In terms of global resource production, Canada:

  • Leading global potassium producer.
  • Second largest uranium producer.
  • Third largest oil producer.
  • Fifth largest aluminum producer, miner of diamonds, precious stones, nickel ore, cobalt ore, zinc, refined indium, platinum group metal ore and sulfur.
  • Metals

    Canada’s main metal reserves are distributed throughout the country. But the main reserves are concentrated in the Rocky Mountains and coastal areas. Minor base metal deposits can be found in Quebec, British Columbia, Ontario, Manitoba and New Brunswick. Indium, tin, antimony, nickel and tungsten are mined here.

    Major producers of aluminum and iron ore are located in Montreal. Much of Canada’s molybdenum exploration activity has taken place in British Columbia. In 2010 Gibraltar Mines Ltd copper-molybdenum mine. increased molybdenum production by 50% (approximately 427 tons) compared to 2009. Numerous exploration projects for indium and tin have been ongoing since 2010. Tungsten mining companies resumed mining in 2009 as demand for the metal increased along with rising prices.

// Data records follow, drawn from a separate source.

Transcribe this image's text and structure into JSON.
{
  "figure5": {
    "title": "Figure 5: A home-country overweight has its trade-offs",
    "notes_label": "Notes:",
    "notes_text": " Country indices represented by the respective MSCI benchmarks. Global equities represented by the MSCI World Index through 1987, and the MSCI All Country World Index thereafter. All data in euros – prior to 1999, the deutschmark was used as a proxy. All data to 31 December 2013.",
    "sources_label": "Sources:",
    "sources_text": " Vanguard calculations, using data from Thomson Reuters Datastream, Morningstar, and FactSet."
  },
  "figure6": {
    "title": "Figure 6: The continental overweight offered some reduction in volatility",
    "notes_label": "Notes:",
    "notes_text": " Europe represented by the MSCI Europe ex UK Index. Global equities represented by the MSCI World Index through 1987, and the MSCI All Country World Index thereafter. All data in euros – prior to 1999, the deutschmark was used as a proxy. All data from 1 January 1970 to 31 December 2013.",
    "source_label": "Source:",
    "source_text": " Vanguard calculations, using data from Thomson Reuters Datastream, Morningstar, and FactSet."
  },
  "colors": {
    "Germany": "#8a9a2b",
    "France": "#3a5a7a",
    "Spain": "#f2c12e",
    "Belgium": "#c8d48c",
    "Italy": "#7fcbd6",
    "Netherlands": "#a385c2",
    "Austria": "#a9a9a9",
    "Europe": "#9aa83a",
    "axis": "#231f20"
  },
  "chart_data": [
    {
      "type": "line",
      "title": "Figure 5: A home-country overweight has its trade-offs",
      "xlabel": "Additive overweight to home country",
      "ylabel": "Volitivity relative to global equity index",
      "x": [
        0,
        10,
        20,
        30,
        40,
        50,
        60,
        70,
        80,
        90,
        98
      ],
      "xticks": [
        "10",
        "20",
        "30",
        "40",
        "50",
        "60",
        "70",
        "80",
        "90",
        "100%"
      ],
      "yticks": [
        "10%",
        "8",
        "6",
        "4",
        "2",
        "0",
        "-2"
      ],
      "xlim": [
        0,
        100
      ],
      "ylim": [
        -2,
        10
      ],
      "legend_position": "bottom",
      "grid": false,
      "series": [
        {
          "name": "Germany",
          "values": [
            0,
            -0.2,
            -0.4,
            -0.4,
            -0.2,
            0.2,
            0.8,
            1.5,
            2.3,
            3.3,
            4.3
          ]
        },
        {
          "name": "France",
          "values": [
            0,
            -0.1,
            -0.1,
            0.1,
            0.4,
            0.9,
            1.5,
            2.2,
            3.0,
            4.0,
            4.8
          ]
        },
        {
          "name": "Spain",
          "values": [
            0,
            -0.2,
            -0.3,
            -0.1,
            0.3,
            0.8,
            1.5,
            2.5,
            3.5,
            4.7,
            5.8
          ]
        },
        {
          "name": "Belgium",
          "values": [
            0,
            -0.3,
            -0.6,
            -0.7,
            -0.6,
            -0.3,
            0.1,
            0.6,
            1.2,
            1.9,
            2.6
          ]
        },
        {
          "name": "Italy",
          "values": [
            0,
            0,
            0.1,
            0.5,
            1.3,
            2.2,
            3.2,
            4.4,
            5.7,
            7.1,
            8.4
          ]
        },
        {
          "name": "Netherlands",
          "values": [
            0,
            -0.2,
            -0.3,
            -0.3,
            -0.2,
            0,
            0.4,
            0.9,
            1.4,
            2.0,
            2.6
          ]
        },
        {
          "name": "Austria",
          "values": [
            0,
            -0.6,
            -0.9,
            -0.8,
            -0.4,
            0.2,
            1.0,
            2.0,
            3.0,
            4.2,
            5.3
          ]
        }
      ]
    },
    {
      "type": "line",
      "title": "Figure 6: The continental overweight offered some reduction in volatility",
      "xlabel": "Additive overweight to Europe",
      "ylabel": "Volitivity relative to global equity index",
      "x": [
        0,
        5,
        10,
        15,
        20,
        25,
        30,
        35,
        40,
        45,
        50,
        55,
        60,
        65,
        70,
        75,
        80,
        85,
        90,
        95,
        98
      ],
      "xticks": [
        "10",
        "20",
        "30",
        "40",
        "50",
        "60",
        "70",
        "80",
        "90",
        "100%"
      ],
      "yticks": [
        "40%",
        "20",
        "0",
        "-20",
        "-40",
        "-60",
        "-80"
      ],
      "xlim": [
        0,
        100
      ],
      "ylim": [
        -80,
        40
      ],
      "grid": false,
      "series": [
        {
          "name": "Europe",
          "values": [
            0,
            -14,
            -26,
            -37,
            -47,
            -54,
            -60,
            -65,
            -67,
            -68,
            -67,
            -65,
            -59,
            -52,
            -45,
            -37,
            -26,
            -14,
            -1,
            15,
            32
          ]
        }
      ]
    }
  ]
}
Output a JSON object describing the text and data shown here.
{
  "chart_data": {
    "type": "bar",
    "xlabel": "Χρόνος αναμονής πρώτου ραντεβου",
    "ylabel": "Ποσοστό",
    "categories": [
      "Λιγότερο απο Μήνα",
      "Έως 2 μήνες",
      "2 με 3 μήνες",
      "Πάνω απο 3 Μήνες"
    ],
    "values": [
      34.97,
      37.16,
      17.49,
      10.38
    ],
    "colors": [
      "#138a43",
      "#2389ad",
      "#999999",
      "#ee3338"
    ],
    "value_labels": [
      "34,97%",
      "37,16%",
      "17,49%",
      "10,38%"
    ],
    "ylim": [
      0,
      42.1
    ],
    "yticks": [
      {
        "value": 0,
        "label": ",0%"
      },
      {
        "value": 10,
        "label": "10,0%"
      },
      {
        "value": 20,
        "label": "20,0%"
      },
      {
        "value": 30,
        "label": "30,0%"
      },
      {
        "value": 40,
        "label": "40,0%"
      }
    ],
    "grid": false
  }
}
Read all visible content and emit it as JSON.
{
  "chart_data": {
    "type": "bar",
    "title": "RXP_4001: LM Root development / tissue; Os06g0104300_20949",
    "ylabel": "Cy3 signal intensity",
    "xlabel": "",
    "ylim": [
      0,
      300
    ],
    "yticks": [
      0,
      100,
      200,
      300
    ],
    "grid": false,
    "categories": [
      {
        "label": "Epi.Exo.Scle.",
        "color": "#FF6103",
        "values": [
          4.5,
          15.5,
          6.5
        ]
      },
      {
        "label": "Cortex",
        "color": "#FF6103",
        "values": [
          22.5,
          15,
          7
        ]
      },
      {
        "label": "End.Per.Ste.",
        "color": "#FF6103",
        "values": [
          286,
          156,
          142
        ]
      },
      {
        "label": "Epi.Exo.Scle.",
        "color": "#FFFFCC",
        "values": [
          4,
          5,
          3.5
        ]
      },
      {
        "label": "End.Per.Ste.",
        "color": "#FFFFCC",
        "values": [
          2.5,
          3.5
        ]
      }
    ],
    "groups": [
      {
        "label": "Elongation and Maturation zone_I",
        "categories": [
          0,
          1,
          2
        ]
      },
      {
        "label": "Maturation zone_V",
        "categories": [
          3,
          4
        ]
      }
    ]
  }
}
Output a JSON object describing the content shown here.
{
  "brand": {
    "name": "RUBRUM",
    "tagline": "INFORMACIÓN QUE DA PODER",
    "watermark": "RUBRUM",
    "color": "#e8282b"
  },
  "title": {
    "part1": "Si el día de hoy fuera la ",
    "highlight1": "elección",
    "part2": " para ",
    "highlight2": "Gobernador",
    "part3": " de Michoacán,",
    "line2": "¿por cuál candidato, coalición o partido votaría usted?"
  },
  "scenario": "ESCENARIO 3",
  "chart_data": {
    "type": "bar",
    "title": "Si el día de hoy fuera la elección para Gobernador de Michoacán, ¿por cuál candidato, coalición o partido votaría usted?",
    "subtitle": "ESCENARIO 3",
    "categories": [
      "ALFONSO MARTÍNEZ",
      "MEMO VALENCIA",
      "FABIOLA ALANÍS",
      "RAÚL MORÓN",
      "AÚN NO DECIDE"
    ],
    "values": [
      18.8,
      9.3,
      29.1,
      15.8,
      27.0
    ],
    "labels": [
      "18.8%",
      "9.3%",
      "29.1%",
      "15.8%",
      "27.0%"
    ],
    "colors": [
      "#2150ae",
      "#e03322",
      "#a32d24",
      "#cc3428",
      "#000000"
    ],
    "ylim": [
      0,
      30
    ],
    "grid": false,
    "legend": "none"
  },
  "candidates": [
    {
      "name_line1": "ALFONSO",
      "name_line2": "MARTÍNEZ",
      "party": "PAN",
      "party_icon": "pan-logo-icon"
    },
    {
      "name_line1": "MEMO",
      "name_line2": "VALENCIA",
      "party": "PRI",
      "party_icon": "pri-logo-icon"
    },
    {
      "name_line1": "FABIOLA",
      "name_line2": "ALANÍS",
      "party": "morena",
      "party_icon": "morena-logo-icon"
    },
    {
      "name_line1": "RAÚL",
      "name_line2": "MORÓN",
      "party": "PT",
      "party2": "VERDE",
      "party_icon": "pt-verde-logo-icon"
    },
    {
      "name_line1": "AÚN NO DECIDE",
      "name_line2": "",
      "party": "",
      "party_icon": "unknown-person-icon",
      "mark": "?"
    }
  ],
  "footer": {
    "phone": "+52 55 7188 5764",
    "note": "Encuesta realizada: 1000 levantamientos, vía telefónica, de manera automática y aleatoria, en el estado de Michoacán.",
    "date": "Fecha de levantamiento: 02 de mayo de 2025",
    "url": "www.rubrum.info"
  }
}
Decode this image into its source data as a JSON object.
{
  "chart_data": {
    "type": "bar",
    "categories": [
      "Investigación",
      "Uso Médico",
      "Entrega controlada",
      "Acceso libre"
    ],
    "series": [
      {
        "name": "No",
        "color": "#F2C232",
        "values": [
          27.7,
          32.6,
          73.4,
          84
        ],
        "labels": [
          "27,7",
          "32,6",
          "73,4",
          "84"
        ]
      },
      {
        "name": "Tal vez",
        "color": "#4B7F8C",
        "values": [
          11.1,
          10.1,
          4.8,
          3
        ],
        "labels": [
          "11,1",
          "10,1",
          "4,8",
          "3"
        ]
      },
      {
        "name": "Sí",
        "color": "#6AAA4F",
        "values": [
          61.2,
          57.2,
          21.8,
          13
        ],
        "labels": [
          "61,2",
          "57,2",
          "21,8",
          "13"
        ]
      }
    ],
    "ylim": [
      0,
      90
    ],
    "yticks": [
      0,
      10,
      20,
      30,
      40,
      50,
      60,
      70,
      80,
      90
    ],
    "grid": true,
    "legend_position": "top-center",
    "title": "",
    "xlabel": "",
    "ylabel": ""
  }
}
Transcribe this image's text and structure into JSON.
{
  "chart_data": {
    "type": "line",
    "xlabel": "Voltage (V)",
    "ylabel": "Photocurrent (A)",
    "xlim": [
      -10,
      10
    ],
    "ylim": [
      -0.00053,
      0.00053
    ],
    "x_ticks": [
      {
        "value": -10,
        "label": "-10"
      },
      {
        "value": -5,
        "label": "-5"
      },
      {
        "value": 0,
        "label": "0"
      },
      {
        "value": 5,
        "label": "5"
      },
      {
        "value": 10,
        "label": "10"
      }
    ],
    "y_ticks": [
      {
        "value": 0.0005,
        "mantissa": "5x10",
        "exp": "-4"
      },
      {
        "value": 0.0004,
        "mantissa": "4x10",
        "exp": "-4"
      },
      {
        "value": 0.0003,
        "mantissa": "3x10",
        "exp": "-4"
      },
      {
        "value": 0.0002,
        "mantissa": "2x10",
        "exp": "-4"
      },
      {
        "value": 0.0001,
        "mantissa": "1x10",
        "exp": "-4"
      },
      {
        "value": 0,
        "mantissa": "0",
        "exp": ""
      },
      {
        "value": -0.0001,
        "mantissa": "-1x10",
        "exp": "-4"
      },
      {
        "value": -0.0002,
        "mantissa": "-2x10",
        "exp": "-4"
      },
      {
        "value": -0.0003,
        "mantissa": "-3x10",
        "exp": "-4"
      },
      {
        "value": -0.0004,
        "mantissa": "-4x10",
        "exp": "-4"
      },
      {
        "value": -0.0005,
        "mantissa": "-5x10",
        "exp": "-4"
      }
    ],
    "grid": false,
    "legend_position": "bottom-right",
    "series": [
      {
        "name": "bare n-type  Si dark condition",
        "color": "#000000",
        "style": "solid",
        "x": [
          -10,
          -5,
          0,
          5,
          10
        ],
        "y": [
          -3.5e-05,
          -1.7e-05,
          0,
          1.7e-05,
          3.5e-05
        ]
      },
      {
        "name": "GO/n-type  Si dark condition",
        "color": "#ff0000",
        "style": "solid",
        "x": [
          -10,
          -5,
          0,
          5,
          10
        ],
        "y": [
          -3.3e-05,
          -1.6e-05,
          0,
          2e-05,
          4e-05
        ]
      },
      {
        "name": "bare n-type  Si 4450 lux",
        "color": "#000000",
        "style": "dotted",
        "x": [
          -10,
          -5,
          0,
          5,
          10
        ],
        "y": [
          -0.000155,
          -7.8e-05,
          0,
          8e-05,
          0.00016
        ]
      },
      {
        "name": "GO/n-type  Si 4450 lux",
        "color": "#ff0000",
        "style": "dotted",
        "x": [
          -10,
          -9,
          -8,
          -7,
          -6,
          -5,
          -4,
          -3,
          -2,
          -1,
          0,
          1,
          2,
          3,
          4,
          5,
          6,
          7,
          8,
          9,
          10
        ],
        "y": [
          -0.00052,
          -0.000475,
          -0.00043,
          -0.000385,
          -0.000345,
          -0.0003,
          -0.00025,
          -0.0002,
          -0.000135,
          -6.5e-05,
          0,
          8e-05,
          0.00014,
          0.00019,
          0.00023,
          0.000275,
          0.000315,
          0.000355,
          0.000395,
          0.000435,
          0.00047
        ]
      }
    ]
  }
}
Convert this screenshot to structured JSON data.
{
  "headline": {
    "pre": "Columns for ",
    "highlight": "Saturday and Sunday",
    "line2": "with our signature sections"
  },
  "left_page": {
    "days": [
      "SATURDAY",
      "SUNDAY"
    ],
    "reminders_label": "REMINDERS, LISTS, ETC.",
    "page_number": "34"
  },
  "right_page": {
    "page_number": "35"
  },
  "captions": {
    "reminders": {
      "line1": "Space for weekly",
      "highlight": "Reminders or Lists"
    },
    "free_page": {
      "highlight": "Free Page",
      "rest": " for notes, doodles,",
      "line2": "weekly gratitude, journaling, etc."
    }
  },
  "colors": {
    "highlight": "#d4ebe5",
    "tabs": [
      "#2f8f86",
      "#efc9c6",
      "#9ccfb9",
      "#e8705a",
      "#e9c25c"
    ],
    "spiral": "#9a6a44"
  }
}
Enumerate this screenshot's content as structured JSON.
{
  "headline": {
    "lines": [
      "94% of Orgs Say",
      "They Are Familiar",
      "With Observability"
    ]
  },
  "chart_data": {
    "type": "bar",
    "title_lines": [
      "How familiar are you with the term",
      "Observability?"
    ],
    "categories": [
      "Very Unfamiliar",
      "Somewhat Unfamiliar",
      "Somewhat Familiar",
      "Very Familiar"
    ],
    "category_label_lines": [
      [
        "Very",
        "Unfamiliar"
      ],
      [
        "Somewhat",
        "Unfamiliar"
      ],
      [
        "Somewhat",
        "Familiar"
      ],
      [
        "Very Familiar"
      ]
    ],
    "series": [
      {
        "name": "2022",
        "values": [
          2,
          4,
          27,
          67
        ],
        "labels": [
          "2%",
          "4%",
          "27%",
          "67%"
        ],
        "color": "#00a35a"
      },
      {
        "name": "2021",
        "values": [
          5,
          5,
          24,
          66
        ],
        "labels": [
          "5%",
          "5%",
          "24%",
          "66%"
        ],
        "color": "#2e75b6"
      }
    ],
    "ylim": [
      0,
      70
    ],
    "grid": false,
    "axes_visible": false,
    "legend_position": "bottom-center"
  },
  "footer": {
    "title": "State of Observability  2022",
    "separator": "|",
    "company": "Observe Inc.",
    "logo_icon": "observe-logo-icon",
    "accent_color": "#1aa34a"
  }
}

    Industrial minerals and gems

    Diamond mining in Canada in 2010 reached 11,773 thousand. carats. In 2009, the Ekati mine provided 39% of all diamond production in Canada and 3% of the total diamond production in the world. Several preliminary diamond studies are underway in the Northwest region. These are the regions of Ontario, Alberta, British Columbia, Nunavut Territory, Quebec and Saskatchewan. Similarly, lithium mining research is underway in these regions.

    Feasibility study and testing of fluorspar is carried out in many areas.

    The mouth of the MacArthur River in Saskatchewan is the world’s largest and highest-producing uranium deposit, with an annual production of about 8,200 tons.

    Natural resources of Canada types, characteristics and assessment of resources

    Fossil fuel

    As of 2010, Canada’s natural gas reserves were 1,750 billion. m3, and coal reserves, including anthracite, bituminosis and lignite 6,578,000 tons. Alberta’s bitumen reserves could reach 2.5 trillion barrels.

    Flora and fauna

    Speaking about the natural resources of Canada, it is impossible not to mention the flora and fauna, since the woodworking industry, for example, occupies an important place in the country’s economy.

    And so, half of the country’s territory is covered with boreal forests of valuable coniferous and deciduous species: Douglas, larch, spruce, balsam fir, oak, poplar, birch and, of course, maple. The undergrowth is full of shrubs with numerous berries blueberries, blackberries, raspberries and others.

    The tundra has become a habitat for polar bears, reindeer and the tundra wolf. In the wild taiga forests there are many elks, wild boars, brown bears, hares, squirrels, badgers.

    Fur-bearing animals are of industrial importance, including fox, arctic fox, squirrel, mink, marten and hare.